Diese offensichtliche Lüge wurde nun durch das Video widerlegt. Weder sind von Seiten der Attackierten Beleidigungen gegen die BeamtInnen zu hören, noch gab es „gezielte Angriffe“ auf die Einsatzkräfte. Derlei Verdrehungen von Tatsachen sind gängige Praxis in Deutschland. 2010 veröffentlichte Amnesty International einen Bericht zur Polizeigewalt und Straffreiheit für BeamtInnen in Deutschland. Amnesty kritisierte darin unter anderem die „Schwierigkeiten bei der Identifizierung der Polizeibeamten, Unzureichende Ermittlung“, und den „Mangel an Unabhängigkeit und Unparteilichkeit“ bei der Polizei. PolizistInnen würden häufig gegen KollegInnen ermitteln, die tatsächliche Verurteilung von straffällig gewordenen BeamtInnen sei verschwindend gering. Es herrsche ein Korpsgeist vor. Dass der aktuelle Vorfall also ernsthafte Konsequenzen für die Täter nach sich zieht, ist unwahrscheinlich.

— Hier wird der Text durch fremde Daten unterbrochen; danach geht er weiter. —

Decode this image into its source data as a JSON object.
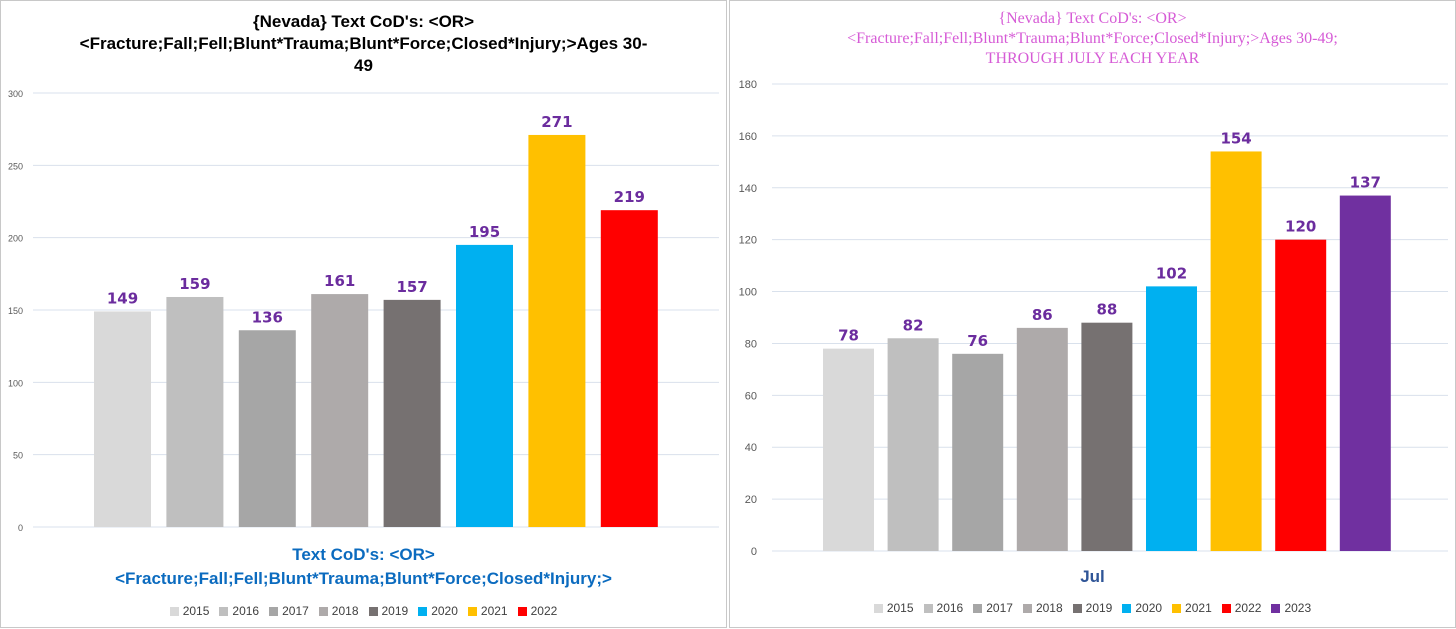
{
  "chart_data": [
    {
      "type": "bar",
      "title_lines": [
        "{Nevada}  Text CoD's: <OR>",
        "<Fracture;Fall;Fell;Blunt*Trauma;Blunt*Force;Closed*Injury;>Ages 30-",
        "49"
      ],
      "xlabel_lines": [
        "Text CoD's: <OR>",
        "<Fracture;Fall;Fell;Blunt*Trauma;Blunt*Force;Closed*Injury;>"
      ],
      "ylabel": "",
      "ylim": [
        0,
        300
      ],
      "yticks": [
        0,
        50,
        100,
        150,
        200,
        250,
        300
      ],
      "grid": true,
      "legend_position": "bottom",
      "series": [
        {
          "name": "2015",
          "value": 149,
          "color": "#d9d9d9"
        },
        {
          "name": "2016",
          "value": 159,
          "color": "#bfbfbf"
        },
        {
          "name": "2017",
          "value": 136,
          "color": "#a6a6a6"
        },
        {
          "name": "2018",
          "value": 161,
          "color": "#aeaaaa"
        },
        {
          "name": "2019",
          "value": 157,
          "color": "#767171"
        },
        {
          "name": "2020",
          "value": 195,
          "color": "#00b0f0"
        },
        {
          "name": "2021",
          "value": 271,
          "color": "#ffc000"
        },
        {
          "name": "2022",
          "value": 219,
          "color": "#ff0000"
        }
      ]
    },
    {
      "type": "bar",
      "title_lines": [
        "{Nevada}  Text CoD's: <OR>",
        "<Fracture;Fall;Fell;Blunt*Trauma;Blunt*Force;Closed*Injury;>Ages 30-49;",
        "THROUGH JULY EACH YEAR"
      ],
      "xlabel": "Jul",
      "ylabel": "",
      "ylim": [
        0,
        180
      ],
      "yticks": [
        0,
        20,
        40,
        60,
        80,
        100,
        120,
        140,
        160,
        180
      ],
      "grid": true,
      "legend_position": "bottom",
      "series": [
        {
          "name": "2015",
          "value": 78,
          "color": "#d9d9d9"
        },
        {
          "name": "2016",
          "value": 82,
          "color": "#bfbfbf"
        },
        {
          "name": "2017",
          "value": 76,
          "color": "#a6a6a6"
        },
        {
          "name": "2018",
          "value": 86,
          "color": "#aeaaaa"
        },
        {
          "name": "2019",
          "value": 88,
          "color": "#767171"
        },
        {
          "name": "2020",
          "value": 102,
          "color": "#00b0f0"
        },
        {
          "name": "2021",
          "value": 154,
          "color": "#ffc000"
        },
        {
          "name": "2022",
          "value": 120,
          "color": "#ff0000"
        },
        {
          "name": "2023",
          "value": 137,
          "color": "#7030a0"
        }
      ]
    }
  ]
}
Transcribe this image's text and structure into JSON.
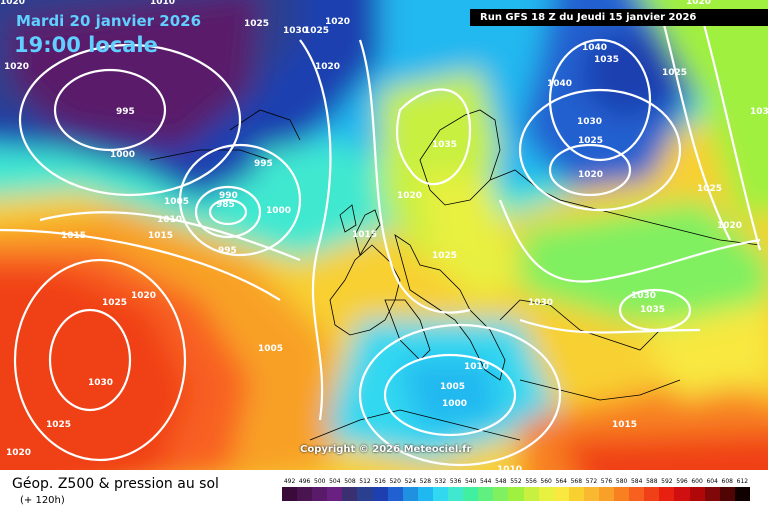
{
  "header": {
    "date": "Mardi 20 janvier 2026",
    "time": "19:00 locale",
    "run": "Run GFS 18 Z du Jeudi 15 janvier 2026"
  },
  "copyright": "Copyright © 2026 Meteociel.fr",
  "footer": {
    "title": "Géop. Z500 & pression au sol",
    "subtitle": "(+ 120h)"
  },
  "legend": {
    "values": [
      "492",
      "496",
      "500",
      "504",
      "508",
      "512",
      "516",
      "520",
      "524",
      "528",
      "532",
      "536",
      "540",
      "544",
      "548",
      "552",
      "556",
      "560",
      "564",
      "568",
      "572",
      "576",
      "580",
      "584",
      "588",
      "592",
      "596",
      "600",
      "604",
      "608",
      "612"
    ],
    "colors": [
      "#3a0a3a",
      "#4a1450",
      "#5a1a6a",
      "#6a2080",
      "#3a2f70",
      "#2a3f90",
      "#1e3fb0",
      "#2060d0",
      "#2090e0",
      "#20b8f0",
      "#30d8f0",
      "#40e8d0",
      "#40f0a0",
      "#60f080",
      "#80f060",
      "#a0f040",
      "#c8f040",
      "#e8f040",
      "#f8e840",
      "#f8d030",
      "#f8b830",
      "#f8a028",
      "#f88020",
      "#f86020",
      "#f04018",
      "#e82010",
      "#d01010",
      "#b00808",
      "#800808",
      "#500404",
      "#100000"
    ]
  },
  "isobars": [
    "1010",
    "1020",
    "1025",
    "1020",
    "1020",
    "1020",
    "1025",
    "1040",
    "1030",
    "995",
    "1000",
    "995",
    "1005",
    "1010",
    "990",
    "985",
    "1000",
    "995",
    "1015",
    "1015",
    "1025",
    "1020",
    "1030",
    "1025",
    "1020",
    "1005",
    "1015",
    "1020",
    "1025",
    "1035",
    "1030",
    "1040",
    "1035",
    "1025",
    "1020",
    "1030",
    "1025",
    "1020",
    "1025",
    "1030",
    "1035",
    "1030",
    "1010",
    "1020",
    "1005",
    "1000",
    "1015",
    "1010"
  ]
}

„Dieses ärgerliche Grundgesetz“
Intern machen viele PolizistInnen keinen Hehl aus ihrer Einstellung. Im Polizei-Forum „Copzone“ etwa heißt es zu einer Demonstration in Frankfurt, bei der es „zu Ausschreitungen kam“: „So langsam müsste sich bei der Polizei doch rumgesprochen haben, dass der Deeskalitonsscheiß bei dem Klientel nicht fruchtet.“ Und auch ein sich „Kaeptn_Chaos“ nennender Beamter ärgert sich: „Versammlungen auflösen ist an eine hohe Schwelle gebunden. Dieses ärgerliche Grundgesetz und das alberne Gericht, das immer dessen Einhaltung überwacht, wollen das so.“
Besonders deutlich wurde die ungerechtfertigte Gewaltbereitschaft von PolizistInnen bei einer Demonstration in Hamburg 2002. Damals stürmten vier Beamte auf einen friedlichen „Demonstranten“ zu. Als sie den Mann mit Schlagstöcken zusammenschlugen, meldete sich der Begleiter des Opfers und wies sich und seinen Kollegen als Zivilpolizisten aus. Daraufhin, und obwohl die Männer das verabredete Codewort riefen, wurde auch er verprügelt. Versuche, die Schläger zu identifizieren, wurden, wie üblich, von Vorgesetzten verhindert, auch im Prozess wurde gelogen und vertuscht.
Wie die Dortmunder Polizei ihren Kopf diesmal aus der Schlinge ziehen will, ist angesichts der eindeutigen Videoaufnahmen nicht abzusehen. An Kreativität allerdings hat es ihr dabei selten gemangelt. Die antifaschistische Szene jedenfalls fordert eine umfassende Aufklärung des Vorfalls. „Wir fordern den Polizeipräsidenten auf, Stellung zu dem Vorfall zu nehmen und darzulegen welche Konsequenzen die dokumentierten Vorgänge für die Schläger_innen in Uniform haben“, so das Dortmunder Antifa-Bündnis.